If what you are saying is true and you would have to use a piano scroll or multiple tracks to get the job done, then he would have been forced to do the same. The whole point of playing it together is to demonstrate how easy it is to use WITHOUT the need for multiple tracks or resorting to writing the notes in by hand. True, he have playing jobs. However what is being demonstrated is that you can go from multiple articulations on a single track. How else could he have done the demo in real time, with or without decent playing ability?


----------



## José Herring (Mar 9, 2011)

I think what he's getting at is would the sound be as good if you had to do individual tracks (I'm actually hoping that the sound would be even better if not played in realtime and you actually had the ability to tweak track by track at least within an instrument group).

But, I must say that what I'm hearing so far has a pretty tremendous potential, so I'm excited to hear more.

Jose


----------



## helen_AudioImpressions (Mar 9, 2011)

oh yes you definitely have the liberty to tweak track by track in a more traditionnal way. You can check at this video that shows all the possibilities 70 DVZ Strings offers: http://vimeo.com/18734253

And trust me, nobody will be disppointed by the sound of the brass, just like every 70 DVZ Strings user is blown away by its sound.


----------



## germancomponist (Mar 9, 2011)

My 2. WOW! I am very impressed!


----------



## helen_AudioImpressions (Mar 9, 2011)

germancomponist @ Wed Mar 09 said:


> My 2. WOW! I am very impressed!



lol thanks


----------



## salbinti (Mar 10, 2011)

helen_AudioImpressions @ Wed Mar 09 said:


> If what you are saying is true and you would have to use a piano scroll or multiple tracks to get the job done, then he would have been forced to do the same.

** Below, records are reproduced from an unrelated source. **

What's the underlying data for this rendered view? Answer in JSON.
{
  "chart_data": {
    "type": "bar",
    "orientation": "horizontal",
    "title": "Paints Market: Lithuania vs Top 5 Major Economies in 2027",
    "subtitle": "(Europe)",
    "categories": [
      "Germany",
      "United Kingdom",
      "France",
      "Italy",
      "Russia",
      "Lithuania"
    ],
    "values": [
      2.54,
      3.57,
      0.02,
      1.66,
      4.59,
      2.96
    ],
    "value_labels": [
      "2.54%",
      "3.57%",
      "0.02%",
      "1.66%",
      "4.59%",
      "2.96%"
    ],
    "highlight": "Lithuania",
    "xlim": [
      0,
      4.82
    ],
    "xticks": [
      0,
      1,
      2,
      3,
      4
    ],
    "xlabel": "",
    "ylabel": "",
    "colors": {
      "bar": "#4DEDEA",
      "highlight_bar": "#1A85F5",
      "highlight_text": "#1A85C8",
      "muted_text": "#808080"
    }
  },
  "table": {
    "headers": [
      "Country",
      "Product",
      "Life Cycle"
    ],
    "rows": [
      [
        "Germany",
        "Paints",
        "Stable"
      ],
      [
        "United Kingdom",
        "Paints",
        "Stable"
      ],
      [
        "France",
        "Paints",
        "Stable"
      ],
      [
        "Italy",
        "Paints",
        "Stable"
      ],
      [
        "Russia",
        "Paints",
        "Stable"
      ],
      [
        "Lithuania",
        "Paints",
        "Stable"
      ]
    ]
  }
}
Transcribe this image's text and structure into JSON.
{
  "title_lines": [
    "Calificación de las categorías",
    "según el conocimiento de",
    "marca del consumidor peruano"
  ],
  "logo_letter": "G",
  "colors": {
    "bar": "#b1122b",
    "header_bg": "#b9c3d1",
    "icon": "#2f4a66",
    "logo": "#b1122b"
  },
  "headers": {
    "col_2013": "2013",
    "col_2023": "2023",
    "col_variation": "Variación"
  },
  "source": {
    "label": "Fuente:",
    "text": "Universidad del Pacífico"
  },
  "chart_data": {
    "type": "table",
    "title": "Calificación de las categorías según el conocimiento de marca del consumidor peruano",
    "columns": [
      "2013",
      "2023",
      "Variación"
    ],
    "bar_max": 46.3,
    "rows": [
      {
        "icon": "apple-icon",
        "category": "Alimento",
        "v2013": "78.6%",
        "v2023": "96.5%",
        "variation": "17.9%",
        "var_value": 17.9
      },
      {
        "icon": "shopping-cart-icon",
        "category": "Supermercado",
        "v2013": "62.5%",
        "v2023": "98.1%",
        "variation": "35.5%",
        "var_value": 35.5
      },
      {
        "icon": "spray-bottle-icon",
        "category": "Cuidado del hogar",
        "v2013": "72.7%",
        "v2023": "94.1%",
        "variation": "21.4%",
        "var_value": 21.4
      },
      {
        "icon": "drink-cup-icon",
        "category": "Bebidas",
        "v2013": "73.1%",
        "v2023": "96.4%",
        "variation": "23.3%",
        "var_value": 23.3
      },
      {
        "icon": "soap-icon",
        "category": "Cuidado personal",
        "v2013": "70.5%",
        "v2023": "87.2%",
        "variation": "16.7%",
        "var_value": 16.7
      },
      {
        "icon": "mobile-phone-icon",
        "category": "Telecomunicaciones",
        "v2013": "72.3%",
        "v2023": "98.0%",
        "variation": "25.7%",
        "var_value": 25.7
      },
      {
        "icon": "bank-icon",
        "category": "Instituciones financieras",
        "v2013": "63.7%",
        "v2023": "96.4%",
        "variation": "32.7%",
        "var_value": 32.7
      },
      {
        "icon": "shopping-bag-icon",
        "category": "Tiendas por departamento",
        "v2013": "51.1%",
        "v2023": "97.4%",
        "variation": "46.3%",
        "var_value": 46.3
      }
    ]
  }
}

That is exactly the point. Most composers will be forced to do the same - to use a piano scroll or multiple tracks to get the job done. And that is because most composers can not play keyboard like Mr. Stone.




helen_AudioImpressions @ Wed Mar 09 said:


> The whole point of playing it together is to demonstrate how easy it is to use WITHOUT the need for multiple tracks or resorting to writing the notes in by hand.



Right - but that ONLY applies if you can play keyboard like that. If you cant, then it DOEWS NOT apply.

Look - I understand where you are coming from; all I am trying to do is add some counter balance to the drooling "OMG - Look how great this is!!!!!!!!!!" And it is great - IF YOU CAN PLAY KEYBOARD LIKE THAT. If you cant, then all this is, is another really good sounding brass library that requires the same amount of work as EWQLSO, VSL, LASS, etc. If you don't admit to that, then this is more than a bit misleading.


----------



## Ed (Mar 10, 2011)

I really want to hear how good it could sound if you spend time using the library "properly" what results you can get. I'm still not blown away by the strings but they are a lot nicer than I've ever heard them before. The parts I like remind me of Symphobia in that Symphobia gives you a full sound very quickly playing live. Thinking about it like that maybe it would be usefull... but then again I think I'd rather have Hollywood Woodwinds and Brass and buy another computer for that. Still, it actually sounds like a viable product now... which considering my past criticisms of it is saying something. See... I don't just criticise for the sake of it 

@salbinti: I can't imagine it would sound worse if you programmed it like a normal library. Surely it would mean you can make it more detailed, so as long as you have the prgramming and composition/orchestration chops I can only imagine it would sound better done this way?


----------



## gsilbers (Mar 10, 2011)

does the brass or dvz strings work within VEP ?


----------



## Jan16 (Mar 10, 2011)

salbinti @ Wed Mar 09 said:


> Sounds really good - BUT.....you are only getting the lib to sound like that demo if you can play like Mr. Stone. He is obviously an accomplished key player - if you can play like him, you can do what he does. If you cant, you are going to have to resort to doing it the old fashoined way, and tweak each part as you play each part in, or write each part on the piano roll. Meaning you are going to wind up with approximately the same results as you will now - only with different samples. Better sounding samples? Hmmmm
> 
> Now, how many composers can actually play like Mr. Stone? A few, sure. But not more than a few.


Come on, it's not exactly Lisztian virtuosity displayed in the video. Just practise, practise, practise. 8)


----------



## helen_AudioImpressions (Mar 10, 2011)

Rob Elliott @ Wed Mar 09 said:


> (be nice to hear this same 'noodling' with ONLY brass if possible.)



Yes we will definitely have new demos in a month tops


----------



## helen_AudioImpressions (Mar 10, 2011)

gsilbers @ Thu Mar 10 said:


> does the brass or dvz strings work within VEP ?



70 DVZ Strings work with VEP if you want to hook it up to a sequencer. You don't need it if you run the library in a stand alone mode.

If you want to run the brass as a plug in on your sequencer, you don't need anything. If you want to run it on a seperate computer, you will need VEP to hook it up to your sequencer computer.


----------



## dcoscina (Mar 10, 2011)

The orchestra demo sounds very good indeed. What $$$ are we looking at for something like this complete package?


----------



## helen_AudioImpressions (Mar 10, 2011)

dcoscina @ Thu Mar 10 said:


> The orchestra demo sounds very good indeed. What $$$ are we looking at for something like this complete package?



The brass and the Strings will be $1,899 (10% off). All customers who already bought the strings will get the same rebate (when the brass will be released, they will get the brass for $400 instead of $599).

I'm not sure about the price of the whole orchestra yet, it should be around $2,500.


----------



## gsilbers (Mar 10, 2011)

helen_AudioImpressions @ Thu Mar 10 said:


> gsilbers @ Thu Mar 10 said:
> 
> 
> > does the brass or dvz strings work within VEP ?
> ...



sorry for my ignorance but im not getting it yet :( 

I have logic on a mac and also a slave pc. i have a VEP plugin in logic and load kontakt into the VEP mixer in the slave pc. (audio +midi over ethernet with VEP) 

as i understand DVZ loads the samples in kontakt which i can load in my slave pc and audio can go through ethernet to logic. 

but how about the DVZ interface? 

do i place it on my logic session (mac) or in the slave pc along with where the kontakt instances are (for the dvz samples)? 

thx


----------